A infraestrutura que escoa essa produção é parte da vantagem competitiva: a hidrovia do Mississippi leva barcaças de grão até os portos do Golfo do México a um custo de frete que poucos países conseguem igualar, complementada por uma malha ferroviária que atende o Noroeste do Pacífico, rota preferencial para a Ásia.

Milho que vira combustível, ração e xarope

Um traço peculiar do modelo americano: quase 40% do milho colhido não vira comida diretamente — vira etanol. O programa de biocombustíveis criado nos anos 2000 fez da indústria de etanol o maior cliente individual da lavoura de milho, à frente da exportação.
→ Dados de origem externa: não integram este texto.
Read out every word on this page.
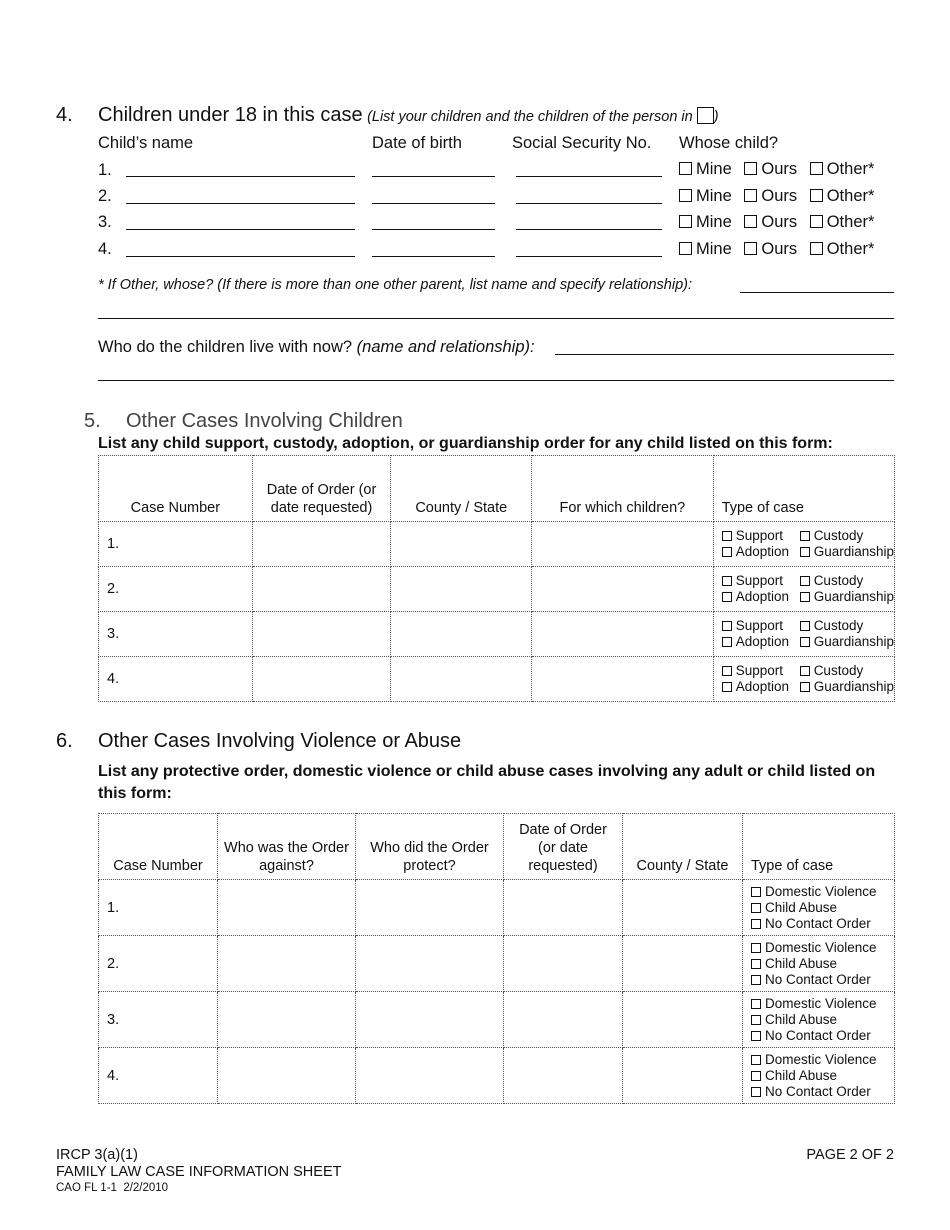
4. Children under 18 in this case (List your children and the children of the person in )
Child’s name	Date of birth	Social Security No. Whose child?
1.	Mine Ours Other*
2.	Mine Ours Other*
3.	Mine Ours Other*
4.	Mine Ours Other*
* If Other, whose? (If there is more than one other parent, list name and specify relationship):
Who do the children live with now? (name and relationship):
5. Other Cases Involving Children
List any child support, custody, adoption, or guardianship order for any child listed on this form:
Case Number	Date of Order (or date requested)	County / State	For which children?	Type of case
1.				Support Custody
Adoption Guardianship

2.				Support Custody
Adoption Guardianship

3.				Support Custody
Adoption Guardianship

4.				Support Custody
Adoption Guardianship
6. Other Cases Involving Violence or Abuse
List any protective order, domestic violence or child abuse cases involving any adult or child listed on this form:
Case Number	Who was the Order against?	Who did the Order protect?	Date of Order (or date requested)	County / State	Type of case
1.					Domestic Violence
Child Abuse
No Contact Order

2.					Domestic Violence
Child Abuse
No Contact Order

3.					Domestic Violence
Child Abuse
No Contact Order

4.					Domestic Violence
Child Abuse
No Contact Order
IRCP 3(a)(1)
FAMILY LAW CASE INFORMATION SHEET
CAO FL 1-1  2/2/2010
PAGE 2 OF 2
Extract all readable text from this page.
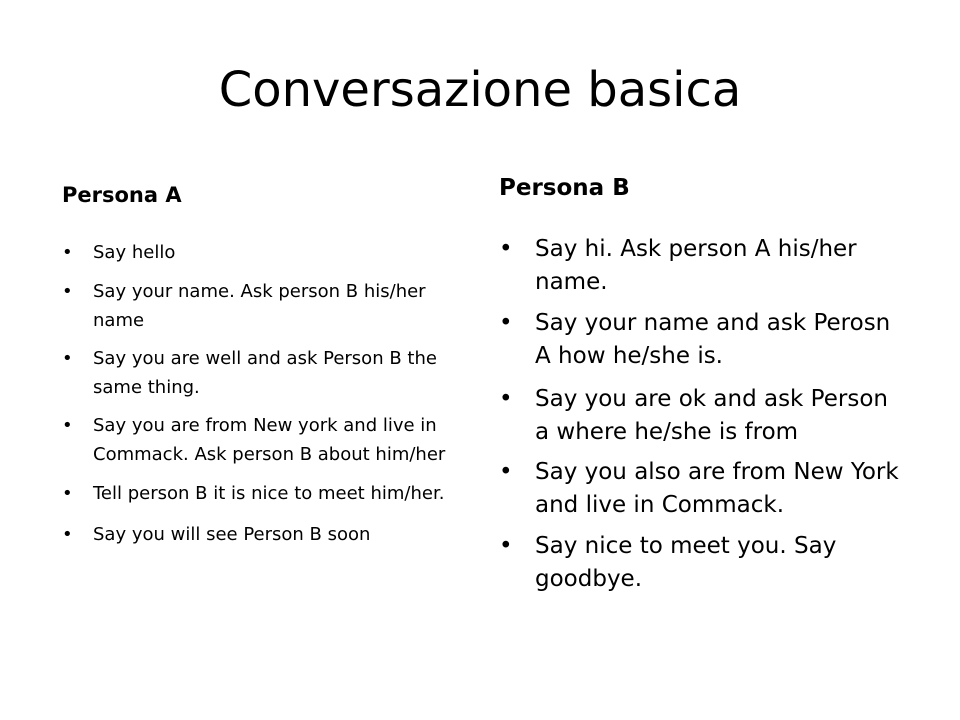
Conversazione basica
Persona A
• Say hello
• Say your name. Ask person B his/her name
• Say you are well and ask Person B the same thing.
• Say you are from New york and live in Commack. Ask person B about him/her
• Tell person B it is nice to meet him/her.
• Say you will see Person B soon
Persona B
• Say hi. Ask person A his/her name.
• Say your name and ask Perosn A how he/she is.
• Say you are ok and ask Person a where he/she is from
• Say you also are from New York and live in Commack.
• Say nice to meet you. Say goodbye.
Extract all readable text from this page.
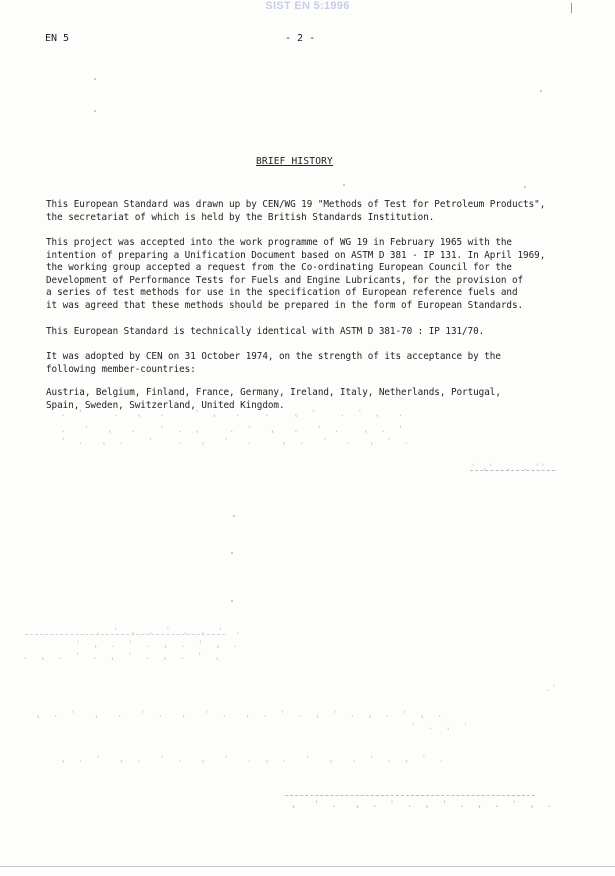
SIST EN 5:1996
EN 5	- 2 -
BRIEF HISTORY
This European Standard was drawn up by CEN/WG 19 "Methods of Test for Petroleum Products",
the secretariat of which is held by the British Standards Institution.
This project was accepted into the work programme of WG 19 in February 1965 with the
intention of preparing a Unification Document based on ASTM D 381 - IP 131. In April 1969,
the working group accepted a request from the Co-ordinating European Council for the
Development of Performance Tests for Fuels and Engine Lubricants, for the provision of
a series of test methods for use in the specification of European reference fuels and
it was agreed that these methods should be prepared in the form of European Standards.
This European Standard is technically identical with ASTM D 381-70 : IP 131/70.
It was adopted by CEN on 31 October 1974, on the strength of its acceptance by the
following member-countries:
Austria, Belgium, Finland, France, Germany, Ireland, Italy, Netherlands, Portugal,
Spain, Sweden, Switzerland, United Kingdom.
.   ,  '  .    '  ,    .    .   ,  '     .   ,   .     '  .
'  .  ,    .  '   .   ,   '  .     ,  .  '    .   ,   '   .
.  '  ,   .   '   .  ,     .   '   ,   .    '    .  ,   .  '
'' .  ,  ', '
.  '  ,  .  '  .  ,  '  .
.  ,  '  .  ,  .  '  .  ,  '
,  '  .  ,  .  '  ,  .  '  .  ,  .
.  ,  '  .  ,  .  '  ,  .  '  .  ,   .  '   ,   .  '   .   ,   '  .  ,
'  ,  .  '
.  '  ,  .  '  .   ,   '   .  ,  .   '   ,   .  '   .  ,   '  .  ,
.  ,  '  .  ,  .  '  ,  .  '  .  ,   .  '   ,
'.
Outra grande fatia abastece confinamentos de bovinos, granjas de suínos e aves, e uma parcela menor vira xarope de milho, amido e outros derivados industriais.

Essa estrutura de demanda interna dá estabilidade ao produtor americano, mas também o expõe a decisões regulatórias sobre combustíveis — uma dinâmica que agora se repete com o combustível sustentável de aviação, como mostra o artigo sobre SAF e a nova demanda por milho e soja.

Subsídio à americana: seguro em vez de cheque

Ao contrário da Europa, que paga por hectare, o sistema americano se apoia no seguro agrícola subsidiado: o governo banca boa parte do prêmio, e o produtor se protege contra quebra de safra e queda de receita. A cada cinco anos, aproximadamente, o Congresso renegocia a Farm Bill — o pacotão que reúne seguro rural, crédito, conservação de solo e, curiosamente, os programas de alimentação para famílias de baixa renda, que respondem pela maior parte do orçamento e garantem apoio urbano à lei.

A disputa com o Brasil e a dependência da China

As últimas duas décadas mudaram a posição relativa dos Estados Unidos no mundo. O país perdeu para o Brasil o posto de maior produtor e exportador de soja e vê a concorrência sul-americana crescer também no milho e no algodão. Ao mesmo tempo, tornou-se estruturalmente dependente de um único cliente: a China, destino dominante da soja americana — dependência que virou vulnerabilidade nas guerras tarifárias, quando embarques despencaram da noite para o dia.

Essa combinação — concorrência crescente e cliente concentrado — explica boa parte da agenda comercial americana no agro, tema explorado no artigo sobre geopolítica e o mercado de grãos.

Os desafios de longo prazo

A agricultura americana enfrenta questões estruturais bem documentadas: o esgotamento do aquífero Ogallala, que irriga as Altas Planícies; a perda de solo e nutrientes que alimenta a zona morta do Golfo do México; a idade média do produtor perto dos 58 anos; e o custo crescente de terra e máquinas, que elevou a barreira de entrada a níveis proibitivos para novos produtores sem herança.

Por que acompanhar

Os Estados Unidos seguem sendo o formador de preço do milho e o contrapeso do hemisfério sul na soja: quando a safra americana quebra, o mundo inteiro sente no bolso, e quando ela é recorde, os prêmios de exportação de todos os concorrentes se comprimem. O calendário é fixo — plantio de abril a maio, polinização do milho em julho, colheita de setembro a novembro — e cada uma dessas janelas move bilhões nas bolsas. Para quem produz ou compra grãos em qualquer lugar do mundo, o Meio-Oeste americano é, na prática, o vizinho de lavoura.